The wrong car park
Posted by Graeme Lyons , Monday, 28 October 2013 21:48
When attending field trips, it's usually a good idea to start at the correct meeting point. I usually stand by this advice but yesterday I found myself in the wrong car park and missed the BBS field trip to Seaford Head. Rather than head home with my tail between my legs, I headed down to Hope Gap to see what I could see. Having recently developed an interest in leaf-mines, I was keeping an eye out for any species of plant that I knew might have something lepidopteran in them. It didn't take long to find Caloptilia syringella on Wild Privet. I then picked up a mine from Agrimony but it wasn't until I got home that I realised I had picked up something interesting...
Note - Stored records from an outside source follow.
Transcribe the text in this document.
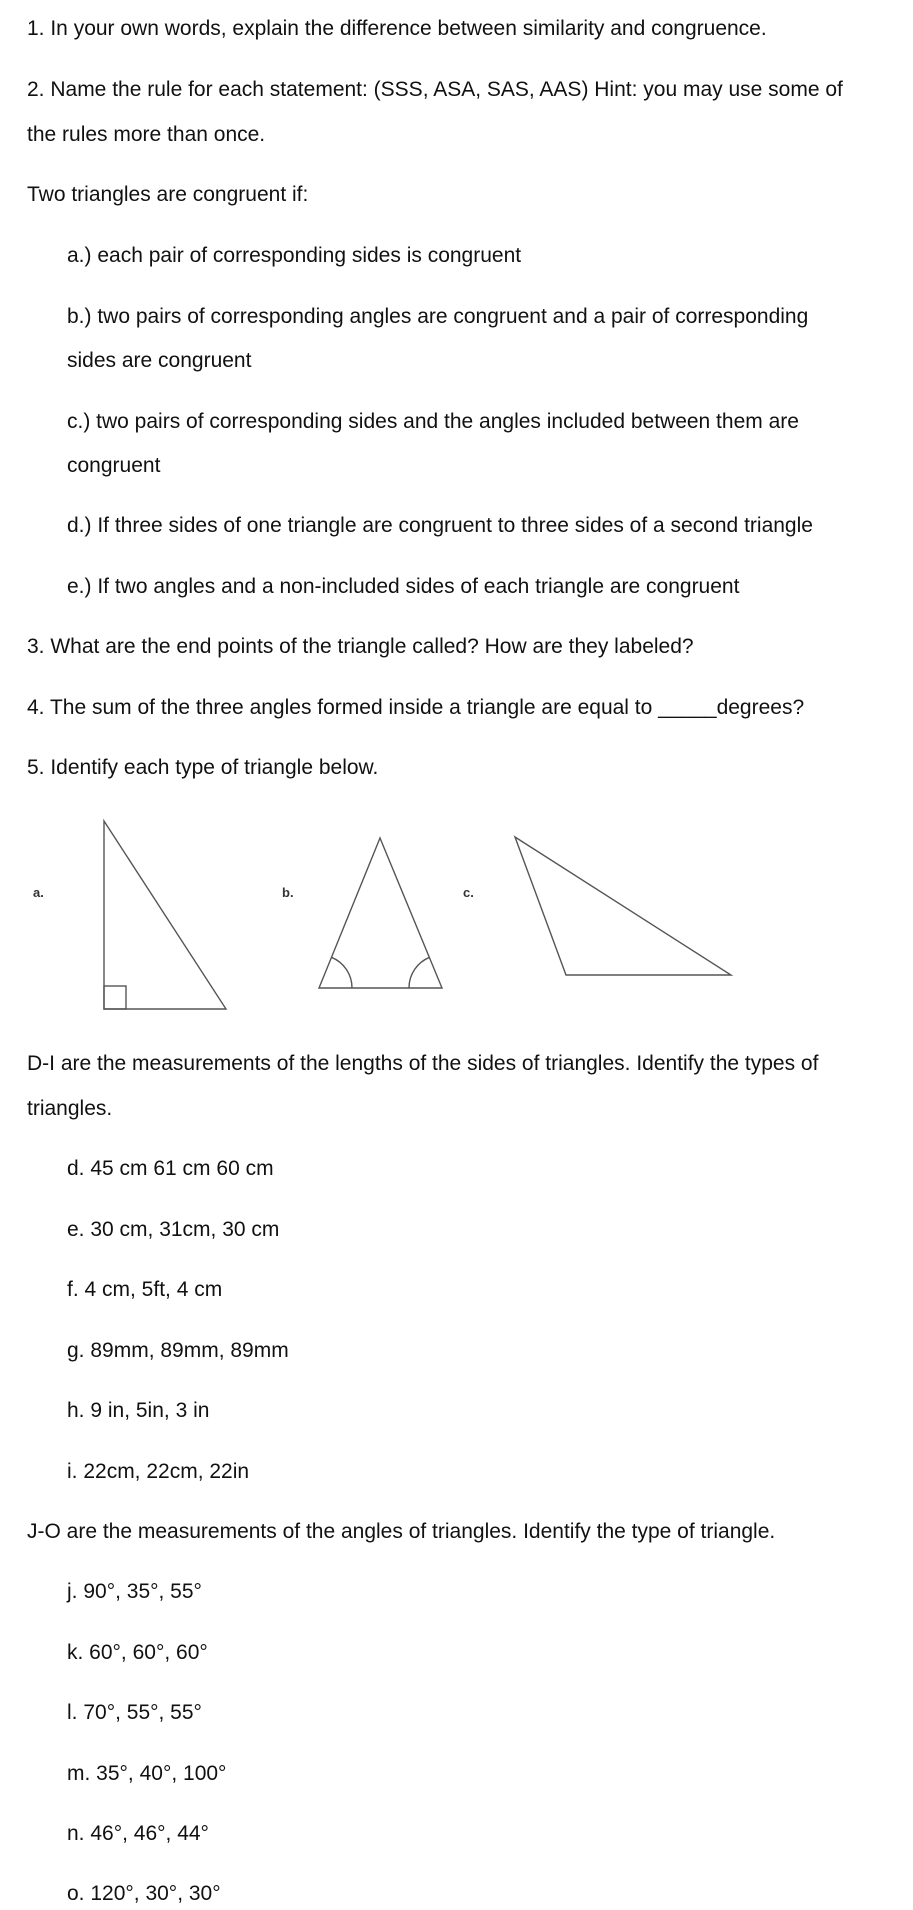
1. In your own words, explain the difference between similarity and congruence.

2. Name the rule for each statement: (SSS, ASA, SAS, AAS) Hint: you may use some of

the rules more than once.

Two triangles are congruent if:

a.) each pair of corresponding sides is congruent

b.) two pairs of corresponding angles are congruent and a pair of corresponding

sides are congruent

c.) two pairs of corresponding sides and the angles included between them are

congruent

d.) If three sides of one triangle are congruent to three sides of a second triangle

e.) If two angles and a non-included sides of each triangle are congruent

3. What are the end points of the triangle called? How are they labeled?

4. The sum of the three angles formed inside a triangle are equal to _____degrees?

5. Identify each type of triangle below.

a.	b.	c.

D-I are the measurements of the lengths of the sides of triangles. Identify the types of

triangles.

d. 45 cm 61 cm 60 cm

e. 30 cm, 31cm, 30 cm

f. 4 cm, 5ft, 4 cm

g. 89mm, 89mm, 89mm

h. 9 in, 5in, 3 in

i. 22cm, 22cm, 22in

J-O are the measurements of the angles of triangles. Identify the type of triangle.

j. 90°, 35°, 55°

k. 60°, 60°, 60°

l. 70°, 55°, 55°

m. 35°, 40°, 100°

n. 46°, 46°, 44°

o. 120°, 30°, 30°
...a sinuous gallery becoming a blotch mine with the pupae remaining inside the blotch on Agrimony keys it out to Ectoedemia agrimoniae. The fact that the cocoon is lilac is a further clincher, and was quite a surprise when I opened the leaf up. Now the cool thing about this moth is that it is pRDB3 but has not been seen in Sussex since 1906 at the latest! It was then only ever known from Abbot's Wood. How cool is that?! I've only been doing leaf miners for three days and have only seen nine species. It just goes to show that there are good things to be found EVERYWHERE in Sussex but also that there are relatively few people recording difficult groups here too! October continues to be one of the best months this year for me and I end the day on 4569 species.
Think you hit the nail on the head there with regards to recording. I too came across a Soldierfly in my garden this year, turned out to be a Stratiomys potamida, which was the first record for this species in my 10 km square for 119 years! Yet there's a glut of qualified ecologists leaving uni struggling to find work and still no ones recording the difficult stuff.